More citric acid results in better wines. Again the influence of pH is small at best.
This plot shows the combined effect of higher citric acid and lower volatile acidity. With the exception of a few outliers the best wines are at the bottom right of this plot.
This plot shows that good wines are produced by higher alcohol and lower volatile acidity. It also shows that the effect of alcohol is larger than the effect of volatile accidity. Below an alcohol percentage of 10% it is very hard to produce a good wine.
The best wines are produced by a high alcohol percentage and a larger citric acid concentration. Again the effect of alcohol is the strongest.
The best wines are produced by highe alcohol percentage, a higher sulphates concentration (0.8 - 1.1), a higher citric acid concentration and a low volatile acidity.
Residual sugar had almost no effect on the wine quality.

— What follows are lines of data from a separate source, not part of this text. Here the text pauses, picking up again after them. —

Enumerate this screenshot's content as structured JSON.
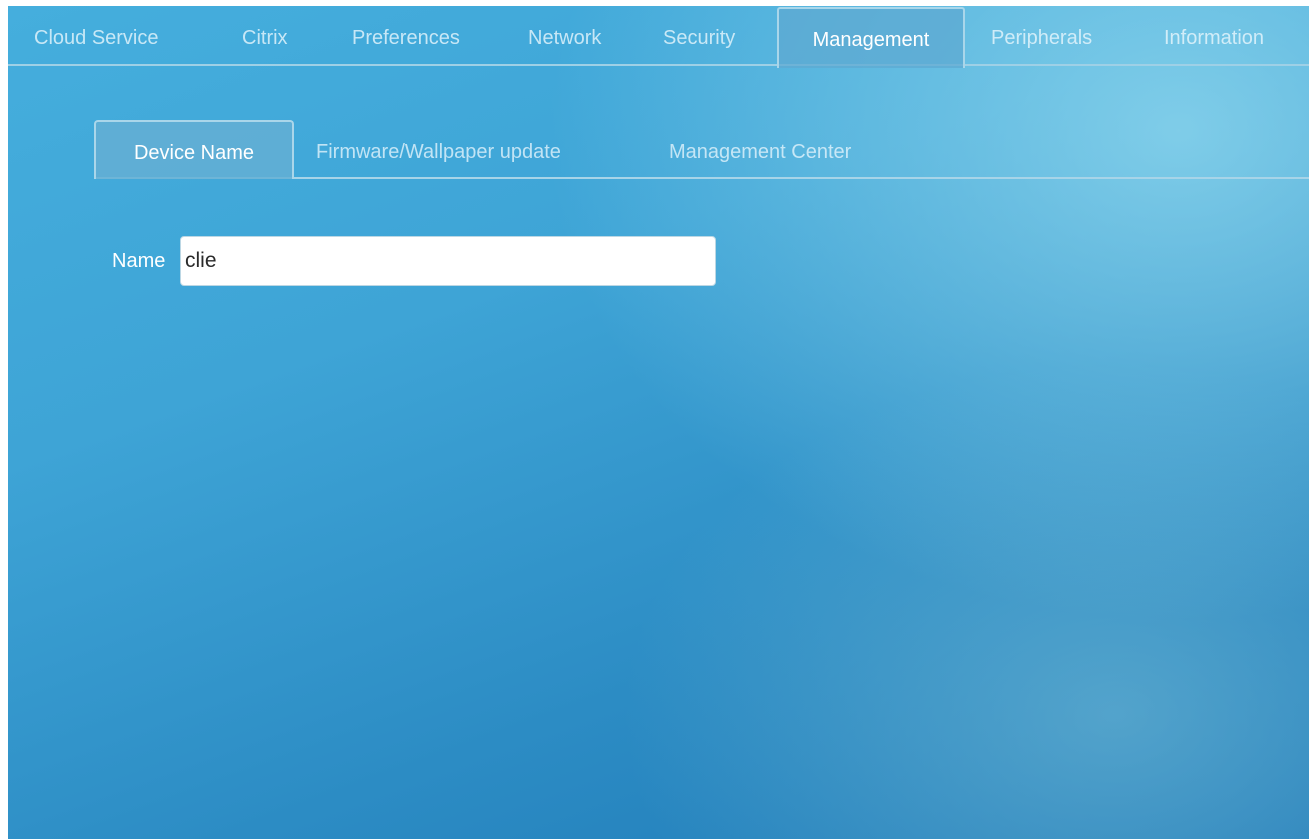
{
  "top_tabs": [
    {
      "label": "Cloud Service",
      "active": false
    },
    {
      "label": "Citrix",
      "active": false
    },
    {
      "label": "Preferences",
      "active": false
    },
    {
      "label": "Network",
      "active": false
    },
    {
      "label": "Security",
      "active": false
    },
    {
      "label": "Management",
      "active": true
    },
    {
      "label": "Peripherals",
      "active": false
    },
    {
      "label": "Information",
      "active": false
    }
  ],
  "sub_tabs": [
    {
      "label": "Device Name",
      "active": true
    },
    {
      "label": "Firmware/Wallpaper update",
      "active": false
    },
    {
      "label": "Management Center",
      "active": false
    }
  ],
  "form": {
    "name_label": "Name",
    "name_value": "clie"
  },
  "colors": {
    "background_top": "#45aedd",
    "background_bottom": "#1f7ab8",
    "active_tab": "#5eaad2",
    "tab_border": "#a9d6ea"
  }
}
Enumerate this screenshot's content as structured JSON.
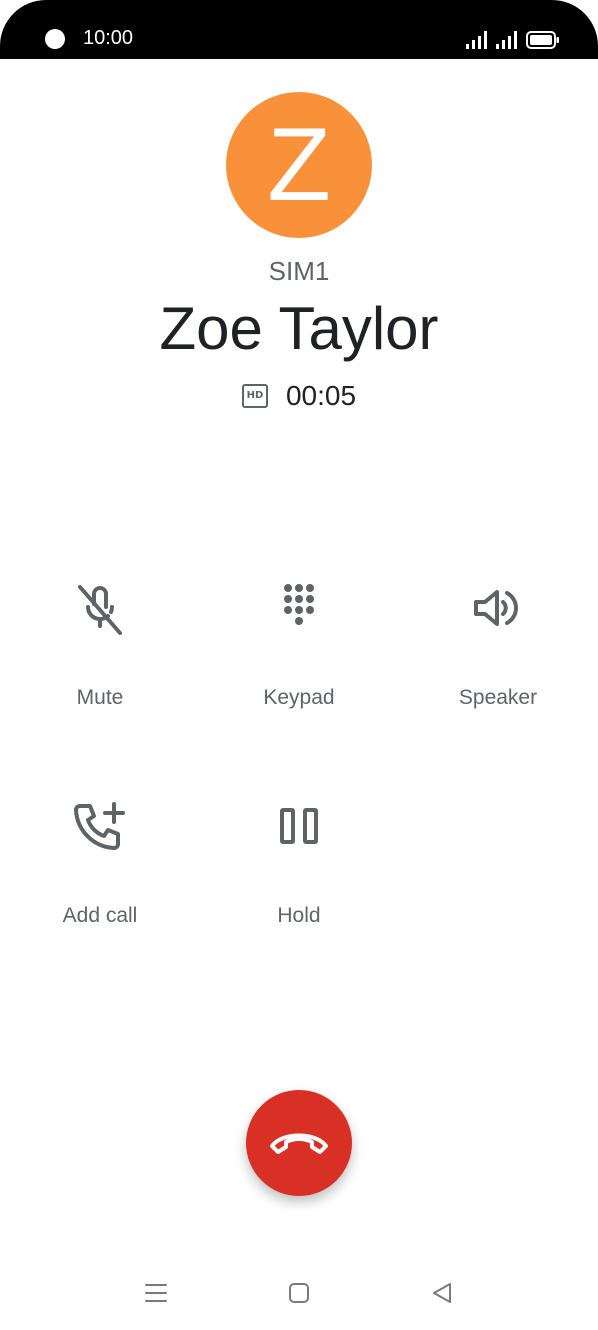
{
  "status_bar": {
    "time": "10:00",
    "icons": [
      "signal-icon",
      "signal-icon",
      "battery-icon"
    ]
  },
  "contact": {
    "avatar_letter": "Z",
    "avatar_color": "#f9913b",
    "sim": "SIM1",
    "name": "Zoe Taylor"
  },
  "call": {
    "hd_label": "HD",
    "duration": "00:05"
  },
  "actions": {
    "mute": "Mute",
    "keypad": "Keypad",
    "speaker": "Speaker",
    "add_call": "Add call",
    "hold": "Hold"
  },
  "end_call": {
    "icon": "hang-up-icon",
    "color": "#d93025"
  },
  "nav": {
    "icons": [
      "recents-icon",
      "home-icon",
      "back-icon"
    ]
  }
}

Wine quality was not much influenced by the pH itself, but more on the presence of citric acid and absense of volatile acid.
## Min. 1st Qu. Median Mean 3rd Qu. Max.
## 3.000 5.000 6.000 5.636 6.000 8.000
This report is abput the wine quality so the first plot I have choosen is the wine quality distribution. The distribution apears to be normal with most wines having a quality of 5 or 6. The mean is 5.6. The scale runs from 0 to 10 but no wines with a quality below 3 or above 8 were found in this dataset.
The property with the largest effect on wine quality is alcohol percentage. A higher alcohol percentage gives better wines. However as the overlap in the boxplot show alcohol percentage alone is not enough to garantee a good wine.
This data set contains information on 1599 red wines with twelve variables. The quality and eleven chemical properties. The quality is discrete and the rest is continuous. The quality is a scale from 0 to 10 but no wines with a quality below 3 or above 8 were found in this dataset. This study could be improved by gathering more data from wines with very low or very high quality scores.
Wine quality improved by increasing the alcohol percentage and the citric acid concentration. Increasing the volatile acidity concentration degrades the wine quality.
I was suprised to find that the risidual sugar concentration had almost no influence on the wine quality. Clearly not everything gets better from adding sugar!
I was also suprised to find that increasing the sulfates concentration from 0.5 to 0.8 g/dm^3 improved the quality. Adding more sulfates did not seem to help.